William Harden Patterson and Elizabeth Akins Patterson had a large family of twelve children: James Alonzo, Sarah Florence, Martha Elizabeth (nicknamed “Jeff” because her father, William Hardin, known as “Bill” was such a staunch supporter of Jefferson Davis, President of the Confederacy), Rebecca Emmaline, Mary M, John Lumpkin, Lewis, twins William Elisha and Joseph Elijah, Vienna Caledonia, Lula L, and George Bunyan.

Bill and Elizabeth’s oldest son, James Alonzo Patterson (Nov. 30, 1855 – 1953), was ordained a Baptist minister. He married Rozella Sparks. Their children were Semon, Howard, Harden, Ellen, Milton, Maude, John, Howell and Elizabeth. Bethlehem Baptist Church in Lower Young Cane District was formed in 1848. Some of the Patterson families attended and were active in that church, and William Harden, Elizabeth, Rev. Alonzo and Rozella and other of the Pattersons were buried in the Bethlehem Baptist Church Cemetery.

Twins of William H. and Elizabeth Patterson, William Elisha and Joseph Elijah, were born September 12, 1871. Elisha Patterson (1871- ?) married Julia Brackett (1875-1933) on July 24, 1895 with Rev. D. A. Sullivan performing their ceremony. I did not find a list of their children. The other twin, William Elisha Patterson, married Nancy Jane Ammons in 1901. They lived in Fannin County near her parents until Nancy’s untimely death with tuberculosis. Elisha farmed and sold fresh produce. They had six children: The first infant died at birth, The other five were Clinton, Nellie, Grace, Earl and Kathryn. On a cold day, December 31, 1917, Elisha Patterson loaded his five small children into a covered wagon and moved them and their household goods from the foot of Aska Mountain in Fannin County back to Young Cane in Union County. Later they moved to Ivy Log and then to Upper Young Cane. Back in Union, some of his relatives helped him with the children while he worked to make a living for them. Elisha Patterson, almost blind in his old age, was killed when he walked into an oncoming automobile in November, 1957. He was interred at Bethlehem Baptist Church Cemetery.
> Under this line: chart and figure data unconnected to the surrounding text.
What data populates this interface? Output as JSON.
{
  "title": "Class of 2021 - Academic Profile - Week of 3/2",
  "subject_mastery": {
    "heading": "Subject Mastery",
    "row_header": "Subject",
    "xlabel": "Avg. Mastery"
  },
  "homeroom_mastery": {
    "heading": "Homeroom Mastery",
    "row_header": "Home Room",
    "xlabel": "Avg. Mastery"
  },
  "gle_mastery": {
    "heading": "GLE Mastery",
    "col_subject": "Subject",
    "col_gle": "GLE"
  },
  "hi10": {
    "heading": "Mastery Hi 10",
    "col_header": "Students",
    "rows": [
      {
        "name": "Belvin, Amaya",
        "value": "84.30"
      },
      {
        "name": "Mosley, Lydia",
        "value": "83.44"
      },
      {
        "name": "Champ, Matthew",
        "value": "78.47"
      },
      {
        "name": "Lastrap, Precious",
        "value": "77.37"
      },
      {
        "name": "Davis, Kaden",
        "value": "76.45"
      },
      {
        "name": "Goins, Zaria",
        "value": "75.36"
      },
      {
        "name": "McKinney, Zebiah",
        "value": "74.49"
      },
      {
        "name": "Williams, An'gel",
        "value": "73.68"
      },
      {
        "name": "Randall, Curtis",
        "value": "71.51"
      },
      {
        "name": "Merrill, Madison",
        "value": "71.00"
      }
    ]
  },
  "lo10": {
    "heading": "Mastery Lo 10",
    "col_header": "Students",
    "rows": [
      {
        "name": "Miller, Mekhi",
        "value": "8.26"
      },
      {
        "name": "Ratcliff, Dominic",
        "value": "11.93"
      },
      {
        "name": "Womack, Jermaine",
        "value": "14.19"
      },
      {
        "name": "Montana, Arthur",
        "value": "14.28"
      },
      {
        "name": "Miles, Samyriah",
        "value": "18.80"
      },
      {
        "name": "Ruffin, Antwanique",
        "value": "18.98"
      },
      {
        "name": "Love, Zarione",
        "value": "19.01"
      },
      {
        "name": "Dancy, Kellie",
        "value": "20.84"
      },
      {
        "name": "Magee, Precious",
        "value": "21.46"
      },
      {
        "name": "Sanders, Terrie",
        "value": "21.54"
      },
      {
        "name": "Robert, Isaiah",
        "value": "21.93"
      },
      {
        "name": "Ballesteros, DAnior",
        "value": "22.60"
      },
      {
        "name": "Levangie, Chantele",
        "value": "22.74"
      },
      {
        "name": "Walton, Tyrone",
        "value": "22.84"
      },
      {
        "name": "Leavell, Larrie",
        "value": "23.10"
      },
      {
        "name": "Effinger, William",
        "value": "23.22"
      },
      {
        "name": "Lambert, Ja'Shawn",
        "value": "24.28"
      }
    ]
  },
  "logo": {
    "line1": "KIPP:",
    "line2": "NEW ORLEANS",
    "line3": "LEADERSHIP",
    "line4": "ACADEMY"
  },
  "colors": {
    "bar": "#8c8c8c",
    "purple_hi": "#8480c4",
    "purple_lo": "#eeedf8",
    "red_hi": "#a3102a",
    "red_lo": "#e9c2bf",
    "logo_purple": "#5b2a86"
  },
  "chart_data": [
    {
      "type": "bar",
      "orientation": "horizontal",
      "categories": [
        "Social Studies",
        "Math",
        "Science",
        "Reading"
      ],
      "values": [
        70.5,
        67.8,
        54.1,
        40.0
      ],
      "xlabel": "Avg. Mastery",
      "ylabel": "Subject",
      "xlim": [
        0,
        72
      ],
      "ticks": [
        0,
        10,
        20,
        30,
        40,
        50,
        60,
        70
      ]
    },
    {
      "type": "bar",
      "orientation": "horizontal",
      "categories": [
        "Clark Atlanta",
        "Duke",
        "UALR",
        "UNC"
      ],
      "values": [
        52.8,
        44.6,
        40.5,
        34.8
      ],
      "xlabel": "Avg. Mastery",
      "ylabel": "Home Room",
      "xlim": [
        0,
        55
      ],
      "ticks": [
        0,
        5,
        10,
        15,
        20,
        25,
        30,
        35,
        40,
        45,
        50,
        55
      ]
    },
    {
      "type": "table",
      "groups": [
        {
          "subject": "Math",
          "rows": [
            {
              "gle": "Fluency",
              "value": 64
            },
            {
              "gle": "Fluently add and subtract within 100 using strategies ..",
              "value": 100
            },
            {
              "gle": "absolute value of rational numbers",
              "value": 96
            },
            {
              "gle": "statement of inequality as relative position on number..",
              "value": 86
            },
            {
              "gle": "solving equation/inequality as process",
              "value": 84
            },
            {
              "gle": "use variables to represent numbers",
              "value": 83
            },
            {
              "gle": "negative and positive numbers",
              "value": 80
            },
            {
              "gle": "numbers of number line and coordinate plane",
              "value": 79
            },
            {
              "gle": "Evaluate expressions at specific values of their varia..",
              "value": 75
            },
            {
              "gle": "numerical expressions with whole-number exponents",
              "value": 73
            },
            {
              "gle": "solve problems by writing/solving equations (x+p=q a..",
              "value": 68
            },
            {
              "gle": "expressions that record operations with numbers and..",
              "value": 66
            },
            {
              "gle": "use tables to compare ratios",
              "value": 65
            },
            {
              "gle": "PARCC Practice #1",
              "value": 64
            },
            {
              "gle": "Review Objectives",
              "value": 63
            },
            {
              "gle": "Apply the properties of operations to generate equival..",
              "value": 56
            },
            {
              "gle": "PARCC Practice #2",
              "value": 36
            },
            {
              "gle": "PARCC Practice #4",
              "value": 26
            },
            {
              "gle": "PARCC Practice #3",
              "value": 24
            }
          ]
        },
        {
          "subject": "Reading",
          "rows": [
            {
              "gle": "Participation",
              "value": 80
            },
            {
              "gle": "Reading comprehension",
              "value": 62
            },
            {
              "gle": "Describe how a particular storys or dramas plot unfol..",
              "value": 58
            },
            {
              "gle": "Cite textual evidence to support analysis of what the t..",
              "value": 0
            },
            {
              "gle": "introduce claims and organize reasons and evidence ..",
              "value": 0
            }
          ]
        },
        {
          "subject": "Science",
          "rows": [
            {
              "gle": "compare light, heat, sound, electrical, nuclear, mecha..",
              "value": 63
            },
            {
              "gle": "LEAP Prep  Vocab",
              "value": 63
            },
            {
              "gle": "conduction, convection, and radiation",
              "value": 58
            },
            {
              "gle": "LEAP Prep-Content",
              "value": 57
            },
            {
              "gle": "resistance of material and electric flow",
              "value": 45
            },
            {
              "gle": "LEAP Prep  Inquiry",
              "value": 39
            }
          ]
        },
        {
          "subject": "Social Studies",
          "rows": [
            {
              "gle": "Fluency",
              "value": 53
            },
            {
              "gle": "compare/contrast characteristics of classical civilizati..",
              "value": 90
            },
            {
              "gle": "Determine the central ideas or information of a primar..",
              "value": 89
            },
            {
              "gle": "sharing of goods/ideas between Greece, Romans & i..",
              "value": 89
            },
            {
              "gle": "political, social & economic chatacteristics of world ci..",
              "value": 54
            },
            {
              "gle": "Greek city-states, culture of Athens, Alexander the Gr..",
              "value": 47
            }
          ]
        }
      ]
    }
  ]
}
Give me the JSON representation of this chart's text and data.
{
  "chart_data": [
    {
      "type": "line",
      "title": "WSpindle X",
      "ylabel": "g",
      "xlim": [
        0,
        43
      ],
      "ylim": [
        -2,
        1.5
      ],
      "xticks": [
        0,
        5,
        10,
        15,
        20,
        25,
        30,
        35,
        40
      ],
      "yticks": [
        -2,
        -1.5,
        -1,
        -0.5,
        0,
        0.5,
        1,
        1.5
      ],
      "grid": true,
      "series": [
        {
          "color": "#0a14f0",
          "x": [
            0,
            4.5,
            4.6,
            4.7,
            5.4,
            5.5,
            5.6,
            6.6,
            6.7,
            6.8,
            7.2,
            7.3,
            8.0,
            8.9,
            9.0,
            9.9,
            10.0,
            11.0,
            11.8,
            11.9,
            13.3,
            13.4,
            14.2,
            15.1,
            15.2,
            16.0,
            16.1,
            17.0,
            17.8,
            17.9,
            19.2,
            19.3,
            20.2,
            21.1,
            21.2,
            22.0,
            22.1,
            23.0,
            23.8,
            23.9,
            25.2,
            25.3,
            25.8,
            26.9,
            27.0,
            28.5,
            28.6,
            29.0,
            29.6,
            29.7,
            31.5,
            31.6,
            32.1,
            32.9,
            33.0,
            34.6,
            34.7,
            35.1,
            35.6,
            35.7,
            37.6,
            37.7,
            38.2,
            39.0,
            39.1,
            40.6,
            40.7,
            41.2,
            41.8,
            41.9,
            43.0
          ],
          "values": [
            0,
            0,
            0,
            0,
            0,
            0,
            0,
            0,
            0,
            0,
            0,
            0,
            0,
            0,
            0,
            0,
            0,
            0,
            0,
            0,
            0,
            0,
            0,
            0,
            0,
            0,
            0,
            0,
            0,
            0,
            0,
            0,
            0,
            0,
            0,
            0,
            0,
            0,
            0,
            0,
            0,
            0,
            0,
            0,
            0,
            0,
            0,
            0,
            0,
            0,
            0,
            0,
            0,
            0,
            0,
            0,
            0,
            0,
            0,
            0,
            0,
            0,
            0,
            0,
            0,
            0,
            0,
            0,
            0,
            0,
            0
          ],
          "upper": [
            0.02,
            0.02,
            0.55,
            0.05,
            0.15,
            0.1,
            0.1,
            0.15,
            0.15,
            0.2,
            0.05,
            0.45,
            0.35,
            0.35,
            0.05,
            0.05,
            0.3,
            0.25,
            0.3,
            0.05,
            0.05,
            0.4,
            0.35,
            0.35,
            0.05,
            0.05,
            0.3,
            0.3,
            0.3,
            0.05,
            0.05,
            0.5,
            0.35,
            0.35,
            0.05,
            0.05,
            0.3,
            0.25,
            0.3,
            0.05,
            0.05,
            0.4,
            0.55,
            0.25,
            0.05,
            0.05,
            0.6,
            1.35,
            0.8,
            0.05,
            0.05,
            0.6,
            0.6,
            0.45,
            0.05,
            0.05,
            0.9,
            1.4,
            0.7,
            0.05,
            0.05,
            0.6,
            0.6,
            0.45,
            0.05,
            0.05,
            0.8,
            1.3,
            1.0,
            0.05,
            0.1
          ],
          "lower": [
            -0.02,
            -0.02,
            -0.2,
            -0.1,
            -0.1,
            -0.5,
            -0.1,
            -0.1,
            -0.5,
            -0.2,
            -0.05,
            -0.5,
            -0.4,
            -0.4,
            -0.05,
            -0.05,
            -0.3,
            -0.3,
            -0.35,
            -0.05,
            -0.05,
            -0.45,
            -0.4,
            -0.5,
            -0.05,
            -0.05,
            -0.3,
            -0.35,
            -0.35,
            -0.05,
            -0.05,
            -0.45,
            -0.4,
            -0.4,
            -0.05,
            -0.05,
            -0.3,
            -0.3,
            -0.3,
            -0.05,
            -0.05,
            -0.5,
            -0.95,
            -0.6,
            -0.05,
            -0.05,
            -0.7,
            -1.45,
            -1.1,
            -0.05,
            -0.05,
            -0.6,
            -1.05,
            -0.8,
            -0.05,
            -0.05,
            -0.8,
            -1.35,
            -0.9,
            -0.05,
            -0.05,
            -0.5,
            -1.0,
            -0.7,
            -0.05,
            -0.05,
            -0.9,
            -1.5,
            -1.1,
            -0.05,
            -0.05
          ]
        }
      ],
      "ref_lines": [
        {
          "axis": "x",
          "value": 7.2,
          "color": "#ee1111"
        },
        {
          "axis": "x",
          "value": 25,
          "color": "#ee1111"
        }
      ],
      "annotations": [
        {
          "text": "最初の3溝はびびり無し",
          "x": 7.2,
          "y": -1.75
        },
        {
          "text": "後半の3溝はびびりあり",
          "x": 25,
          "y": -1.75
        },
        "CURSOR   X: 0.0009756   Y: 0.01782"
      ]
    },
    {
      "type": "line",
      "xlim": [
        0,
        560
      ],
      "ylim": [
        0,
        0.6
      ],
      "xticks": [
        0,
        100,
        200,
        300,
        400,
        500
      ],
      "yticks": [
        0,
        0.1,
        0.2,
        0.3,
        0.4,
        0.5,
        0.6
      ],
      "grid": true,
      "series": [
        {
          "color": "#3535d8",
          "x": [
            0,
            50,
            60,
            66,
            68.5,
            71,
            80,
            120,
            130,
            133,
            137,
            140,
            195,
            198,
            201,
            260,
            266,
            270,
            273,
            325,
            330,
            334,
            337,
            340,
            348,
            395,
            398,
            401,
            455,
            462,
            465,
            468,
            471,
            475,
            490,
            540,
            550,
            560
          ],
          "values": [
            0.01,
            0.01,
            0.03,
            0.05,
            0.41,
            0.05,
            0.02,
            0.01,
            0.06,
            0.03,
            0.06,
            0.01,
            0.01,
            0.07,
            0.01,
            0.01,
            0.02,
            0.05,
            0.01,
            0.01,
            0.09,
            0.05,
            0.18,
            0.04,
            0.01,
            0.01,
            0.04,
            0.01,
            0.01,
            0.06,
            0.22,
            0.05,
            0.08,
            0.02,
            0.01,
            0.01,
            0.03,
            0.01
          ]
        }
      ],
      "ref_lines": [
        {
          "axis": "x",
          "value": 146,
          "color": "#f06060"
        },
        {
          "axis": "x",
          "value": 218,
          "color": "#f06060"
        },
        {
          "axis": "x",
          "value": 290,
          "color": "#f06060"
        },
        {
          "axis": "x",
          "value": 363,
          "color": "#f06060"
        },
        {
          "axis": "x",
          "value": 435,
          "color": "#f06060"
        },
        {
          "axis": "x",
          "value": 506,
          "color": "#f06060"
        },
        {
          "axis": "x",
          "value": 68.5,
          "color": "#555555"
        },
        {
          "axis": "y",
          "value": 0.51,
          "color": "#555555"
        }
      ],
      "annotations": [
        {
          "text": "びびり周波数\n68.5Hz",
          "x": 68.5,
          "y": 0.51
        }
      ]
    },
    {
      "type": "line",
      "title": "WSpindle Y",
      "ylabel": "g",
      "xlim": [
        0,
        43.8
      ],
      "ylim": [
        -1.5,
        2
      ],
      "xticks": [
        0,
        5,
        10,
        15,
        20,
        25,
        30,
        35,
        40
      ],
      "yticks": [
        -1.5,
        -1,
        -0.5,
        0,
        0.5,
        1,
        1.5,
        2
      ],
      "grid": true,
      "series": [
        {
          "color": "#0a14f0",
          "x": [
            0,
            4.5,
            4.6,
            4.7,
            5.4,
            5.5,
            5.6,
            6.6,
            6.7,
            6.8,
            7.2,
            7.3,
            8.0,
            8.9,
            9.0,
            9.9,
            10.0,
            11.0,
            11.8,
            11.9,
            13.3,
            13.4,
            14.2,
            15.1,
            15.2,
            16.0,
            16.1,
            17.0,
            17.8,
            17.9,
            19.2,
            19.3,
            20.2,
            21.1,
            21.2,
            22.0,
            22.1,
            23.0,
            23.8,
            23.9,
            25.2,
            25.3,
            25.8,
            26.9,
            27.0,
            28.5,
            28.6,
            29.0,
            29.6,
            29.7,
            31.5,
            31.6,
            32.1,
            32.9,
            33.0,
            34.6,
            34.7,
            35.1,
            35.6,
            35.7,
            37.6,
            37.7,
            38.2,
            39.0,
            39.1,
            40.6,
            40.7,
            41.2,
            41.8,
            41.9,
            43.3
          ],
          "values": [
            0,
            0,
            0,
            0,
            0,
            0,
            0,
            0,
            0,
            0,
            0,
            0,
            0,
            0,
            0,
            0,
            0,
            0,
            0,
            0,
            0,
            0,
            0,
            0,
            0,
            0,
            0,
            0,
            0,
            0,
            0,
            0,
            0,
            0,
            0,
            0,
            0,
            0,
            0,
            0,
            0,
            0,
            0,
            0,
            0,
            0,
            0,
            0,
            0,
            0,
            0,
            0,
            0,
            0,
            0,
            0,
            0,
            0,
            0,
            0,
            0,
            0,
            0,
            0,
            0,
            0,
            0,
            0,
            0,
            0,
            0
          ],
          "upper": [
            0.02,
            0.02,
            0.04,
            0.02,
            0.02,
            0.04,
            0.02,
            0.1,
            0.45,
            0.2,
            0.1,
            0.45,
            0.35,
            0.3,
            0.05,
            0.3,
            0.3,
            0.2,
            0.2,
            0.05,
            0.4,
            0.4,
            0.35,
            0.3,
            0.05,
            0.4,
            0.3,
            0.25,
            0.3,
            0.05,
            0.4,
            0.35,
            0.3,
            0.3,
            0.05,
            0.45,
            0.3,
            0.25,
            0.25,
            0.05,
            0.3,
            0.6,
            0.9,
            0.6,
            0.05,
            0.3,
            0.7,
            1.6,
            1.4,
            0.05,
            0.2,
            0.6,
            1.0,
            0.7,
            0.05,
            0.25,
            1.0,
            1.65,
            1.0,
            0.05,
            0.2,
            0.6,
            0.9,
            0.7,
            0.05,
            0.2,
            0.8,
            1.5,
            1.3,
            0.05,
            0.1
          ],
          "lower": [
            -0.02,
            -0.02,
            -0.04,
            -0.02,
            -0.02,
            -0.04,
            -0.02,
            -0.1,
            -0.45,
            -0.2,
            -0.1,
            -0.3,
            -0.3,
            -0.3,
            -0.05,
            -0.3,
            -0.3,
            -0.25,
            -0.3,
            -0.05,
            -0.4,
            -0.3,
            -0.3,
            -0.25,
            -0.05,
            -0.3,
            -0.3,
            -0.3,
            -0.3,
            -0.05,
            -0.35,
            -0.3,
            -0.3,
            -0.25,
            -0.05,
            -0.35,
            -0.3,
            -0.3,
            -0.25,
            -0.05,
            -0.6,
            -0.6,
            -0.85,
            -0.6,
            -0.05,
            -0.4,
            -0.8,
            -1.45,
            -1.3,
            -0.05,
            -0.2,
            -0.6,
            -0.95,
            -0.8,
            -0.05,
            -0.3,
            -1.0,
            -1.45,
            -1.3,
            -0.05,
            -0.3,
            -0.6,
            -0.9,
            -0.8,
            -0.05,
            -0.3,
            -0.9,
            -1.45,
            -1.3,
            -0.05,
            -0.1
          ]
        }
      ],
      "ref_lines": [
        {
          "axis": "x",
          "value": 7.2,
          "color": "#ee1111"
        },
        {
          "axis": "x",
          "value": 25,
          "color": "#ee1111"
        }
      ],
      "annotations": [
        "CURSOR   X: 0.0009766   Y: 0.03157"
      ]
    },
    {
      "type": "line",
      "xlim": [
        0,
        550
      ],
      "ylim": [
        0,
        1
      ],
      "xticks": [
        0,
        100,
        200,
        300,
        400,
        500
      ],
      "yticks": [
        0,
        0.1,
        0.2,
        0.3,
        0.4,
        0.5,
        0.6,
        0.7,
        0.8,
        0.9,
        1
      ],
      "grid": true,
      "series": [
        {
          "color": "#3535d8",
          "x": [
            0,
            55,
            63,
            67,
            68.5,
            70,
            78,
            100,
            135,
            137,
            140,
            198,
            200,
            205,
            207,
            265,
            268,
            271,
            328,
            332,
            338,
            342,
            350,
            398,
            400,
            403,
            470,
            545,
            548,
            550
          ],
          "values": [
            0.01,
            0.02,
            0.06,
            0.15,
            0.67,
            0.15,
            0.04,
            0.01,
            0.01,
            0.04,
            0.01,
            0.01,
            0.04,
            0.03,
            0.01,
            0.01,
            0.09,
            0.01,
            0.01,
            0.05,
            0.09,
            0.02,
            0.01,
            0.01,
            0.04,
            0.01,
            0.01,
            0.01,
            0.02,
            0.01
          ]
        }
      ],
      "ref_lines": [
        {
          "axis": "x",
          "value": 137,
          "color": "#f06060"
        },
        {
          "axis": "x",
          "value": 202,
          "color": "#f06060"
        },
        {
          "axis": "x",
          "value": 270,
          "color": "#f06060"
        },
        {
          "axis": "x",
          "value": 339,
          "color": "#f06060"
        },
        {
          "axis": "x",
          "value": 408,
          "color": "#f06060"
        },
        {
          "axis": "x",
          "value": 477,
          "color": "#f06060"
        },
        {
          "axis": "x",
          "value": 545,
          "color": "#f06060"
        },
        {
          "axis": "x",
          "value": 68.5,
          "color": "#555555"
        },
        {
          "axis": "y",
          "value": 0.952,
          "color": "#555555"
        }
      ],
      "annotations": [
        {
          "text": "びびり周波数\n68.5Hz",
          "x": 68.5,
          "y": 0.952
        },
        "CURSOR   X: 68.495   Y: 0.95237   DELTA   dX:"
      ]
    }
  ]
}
The Patterson surname is still numerous in Union and other North Georgia counties. The name Patterson derives from the Scottish and Northern English patronymic form, Patrick, shortened sometimes to Pate, hence son of Patrick, son of Pate, and then Patterson. By the fifteenth and sixteenth centuries in England, Scotland and Ireland, the name Patterson was common. William Patrison was listed as a “gentleman” in Aberdeen, Scotland in 1446. James Patterson was noted as a Sheriff Deputy in Inverness, Scotland, in 1530. John Patersoune was a Burgess in Northberwyck in 1562. George Patersoune was a monk in the monastery of Culross in 1569. Whether related to the Pattersons who migrated to Union County in 1829, I do not know, but Rev. Hampton William Patterson was born June 18, 1806 in North Carolina and died in Henderson County there February 28, 1880. He was ordained to the ministry by Mountain Creek Baptist Church in Rutherford County, NC in 1834, and was appointed superintendent of public schools there in 1841. Pattersons have been contributing citizens in various aspects of culture, education, politics and ministry.